Detroit helped itself by studying game film of last week’s Tennessee victory over St. Louis, then stole a page from the Titans’ defensive blueprint. Last week, the Titans beat the Rams by stacking the line of scrimmage to stop Faulk and constantly blitzed Warner. Yesterday, Faulk had only 15 yards rushing on 11 attempts and Warner was under pressure all afternoon, sacked 4 times.
Meanwhile, Ron Rice is right, it is time to start taking the Lions seriously. In this strange N.F.L. season, who says they cannot have Super Bowl dreams?
Who says the Lions cannot have Super Bowl dreams? Oof, the Lions, I’m sure.
Once the excitement of the moment passed, reality set in. I mean, think about the players again who I just mentioned for Detroit that day.
Batch and Frerotte were not going to be legitimate long-term starting options at QB for any team. Irvin and Hill (who had 11 carries for three yards as Detroit rushed 20 times for 21 yards total) didn’t have NFL futures. Injuries pretty much ended Crowell’s career in year three and he couldn’t make a roster by 27. His 163 yards was a career-high, same as mentioned before with Irvin and Stablein; three Detroit players posted a career-high receiving total on November 7, 1999 vs the best team in the NFL and Frerotte’s 13.06 yards per attempt was also a career-high. It was also the only time in his career that safety Ron Rice had 10 tackles and an interception on the same day and he also had a forced fumble.
How repeatable is that?
Even after this game, the Rams were 6-2 with a point differential of +147 and the Lions were 6-2 with a point differential of +34. (The Jaguars and Dolphins were both 7-1, but had worse point differentials than St. Louis and Miami’s point differential was barely better than Detroit’s.)

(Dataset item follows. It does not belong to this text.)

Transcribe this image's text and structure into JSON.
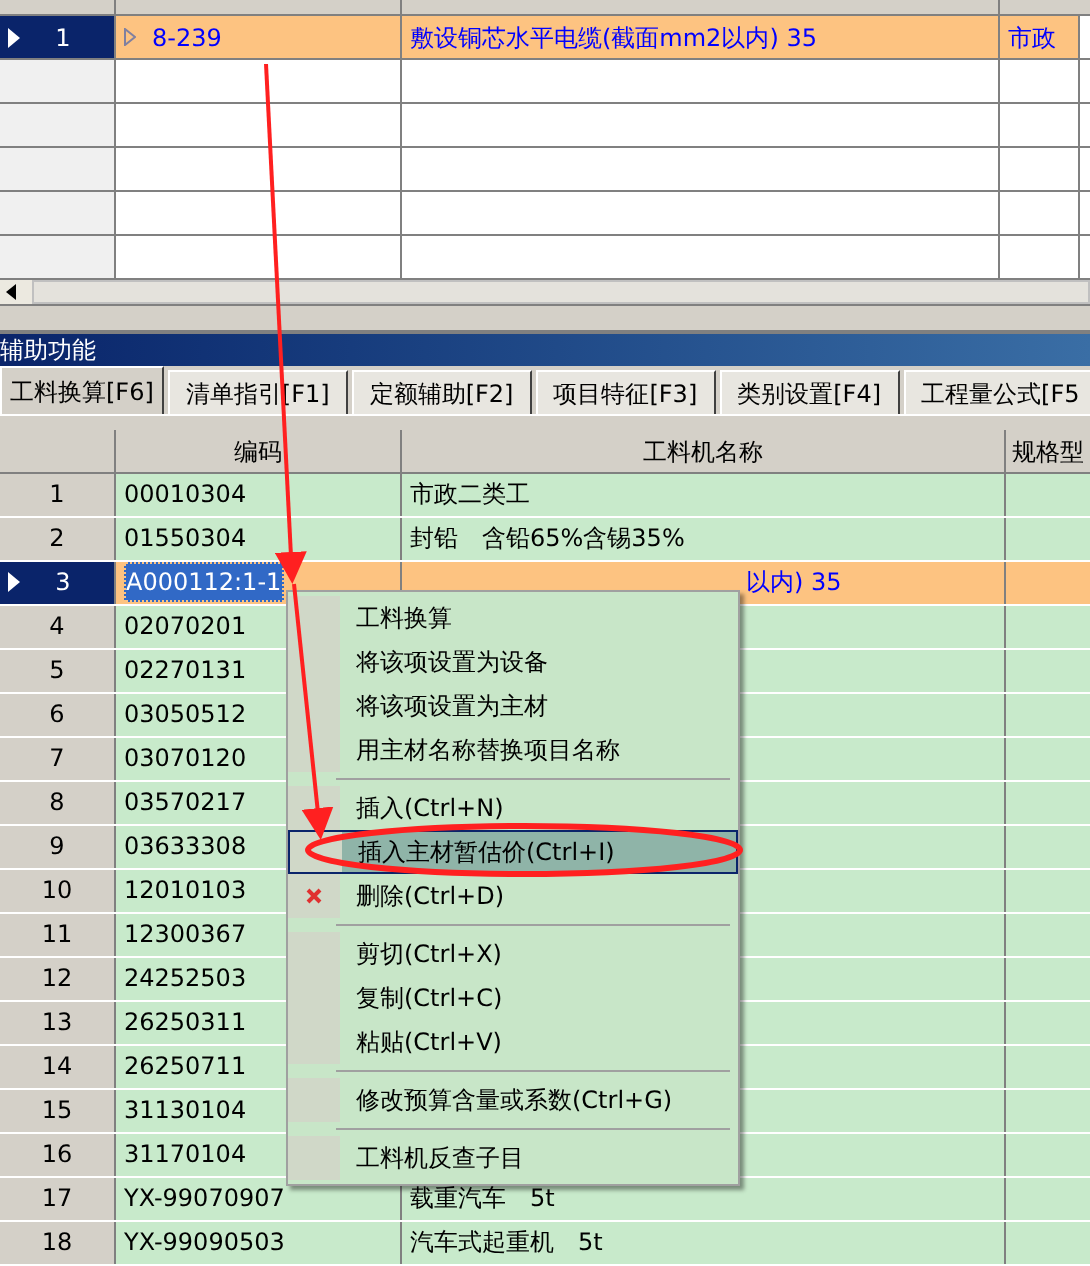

The Lions lost their next two (both on the road) and won their following two (both at home) before losing the final four games of 1999. Remarkably they made the playoffs as an 8-8 wild card but lost 27-13 to Washington. In that game, Frerotte was 21-of-46 vs his former team and threw two interceptions and fullback Cory Schlesinger led the team with 23 rushing yards on seven carries.

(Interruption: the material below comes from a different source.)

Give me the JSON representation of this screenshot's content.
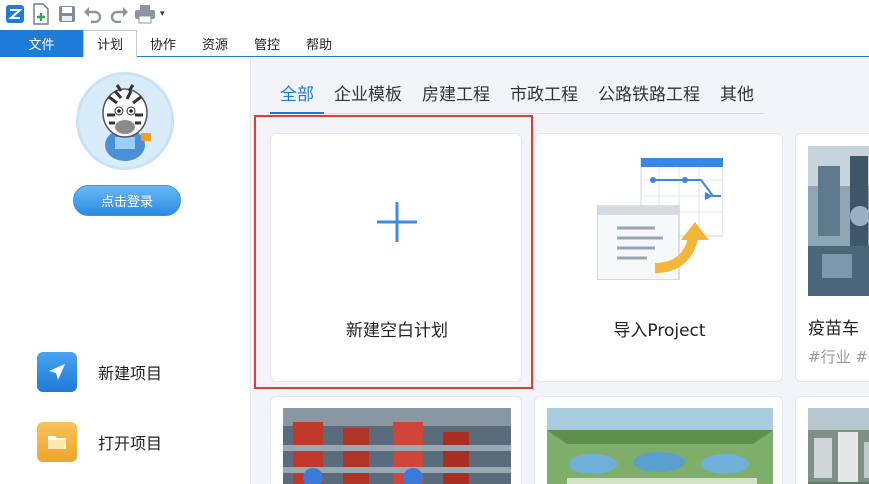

Since their 6-2 start that culminated in that amazing 31-27 win over the ‘99 Rams, the Detroit Lions went 2-6 in the second half and then after the playoff loss, didn’t make it back to the postseason until 2011. They have not won a playoff game or made it to the divisional round since 1991. Head coach Bobby Ross was fired midseason in 2000 and the team has since hired six replacements, most recently that being Matt Patricia.
In 1999, Matt Patricia was a 25-year-old defensive line coach at Amherst.

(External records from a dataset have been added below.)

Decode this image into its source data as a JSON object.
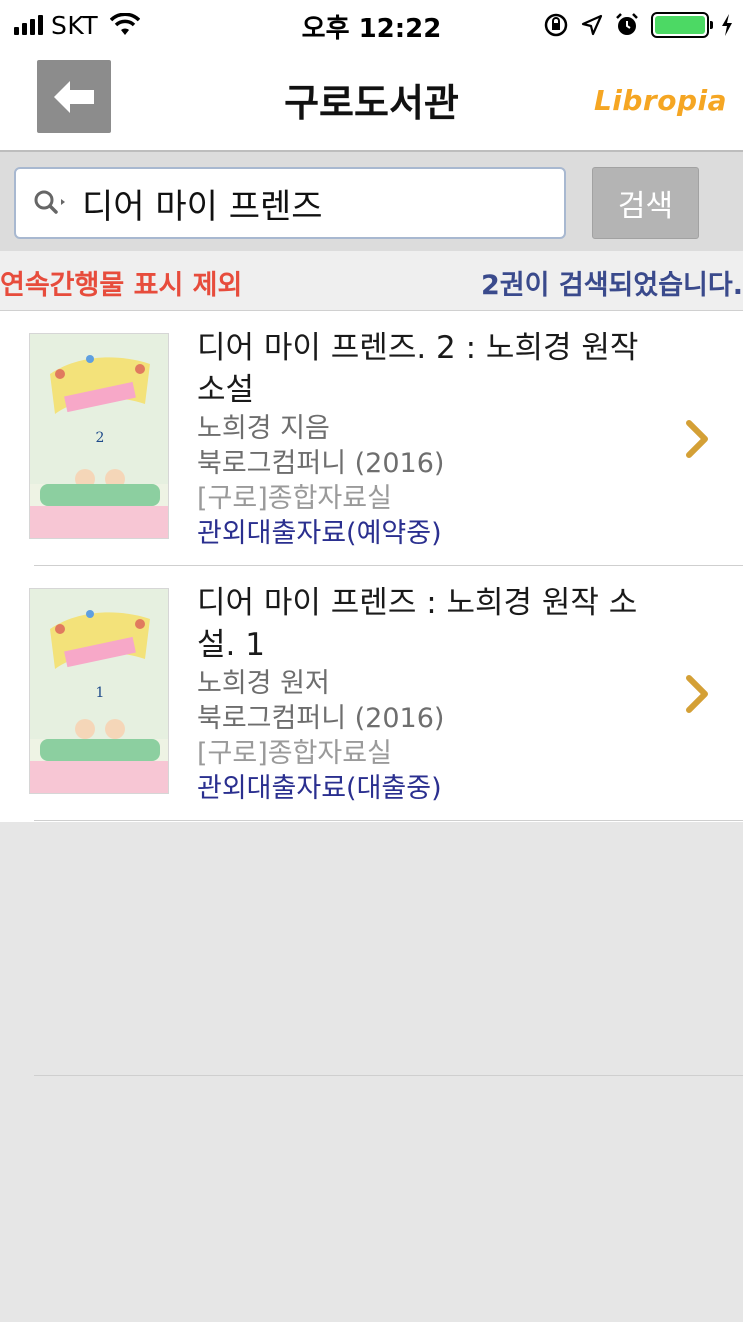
{
  "status_bar": {
    "carrier": "SKT",
    "time": "오후 12:22"
  },
  "header": {
    "title": "구로도서관",
    "logo": "Libropia"
  },
  "search": {
    "query": "디어 마이 프렌즈",
    "button_label": "검색"
  },
  "info": {
    "exclude_label": "연속간행물 표시 제외",
    "result_count": "2권이 검색되었습니다."
  },
  "results": [
    {
      "title": "디어 마이 프렌즈. 2 : 노희경 원작 소설",
      "author": "노희경 지음",
      "publisher": "북로그컴퍼니 (2016)",
      "location": "[구로]종합자료실",
      "status": "관외대출자료(예약중)",
      "volume": "2"
    },
    {
      "title": "디어 마이 프렌즈 : 노희경 원작 소설. 1",
      "author": "노희경 원저",
      "publisher": "북로그컴퍼니 (2016)",
      "location": "[구로]종합자료실",
      "status": "관외대출자료(대출중)",
      "volume": "1"
    }
  ],
  "colors": {
    "accent_orange": "#f5a623",
    "status_blue": "#2a2f8f",
    "exclude_red": "#e74c3c"
  }
}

But most notably, the Lions have failed to even find an adequate running back since the retirement of Sanders. Leading rushers in the 20 years since include Hill, James Stewart, Shawn Bryson, Kevin Jones, Kevin Smith, Jahvid Best, Mikel Leshoure, Reggie Bush, Joique Bell, Ameer Abdullah, Theo Riddick, and Kerryon Johnson. They most recently drafted D’Andre Swift atop the second round to be the next player who must challenge that beast of an expectation.
It’s not like anyone’s asking Swift to be Sanders, but could he at least be something?
Barry Sanders topped 1,300 rushing yards nine times in the 90s and owns nine of the 10 best rushing seasons in Lions history. No Detroit player since Sanders has topped 1,200 yards and the most recent over 1,100 was Kevin Jones in 2004. The only Lions players to rush for 1,000 yards in this century are Stewart (2000, 2002), Jones, and Bush (2013).
Four years ago, Riddick led the team with 357 rushing yards.
This isn’t just meant to bash a franchise that is aware of it’s inability to get to the playoffs or past the first round if they do, it’s only a reminder of how easily we can be swayed in the moment. In the middle of the 1999 season, the Rams and Lions were both 6-2 and Detroit had a tiebreaker thanks to their victory over St. Louis, even doing so short-handed. The Rams too would have their struggles in the 21st century, but first came some really monumental successes.
Study the tape all day if you want to, the St. Louis Rams weren’t worried.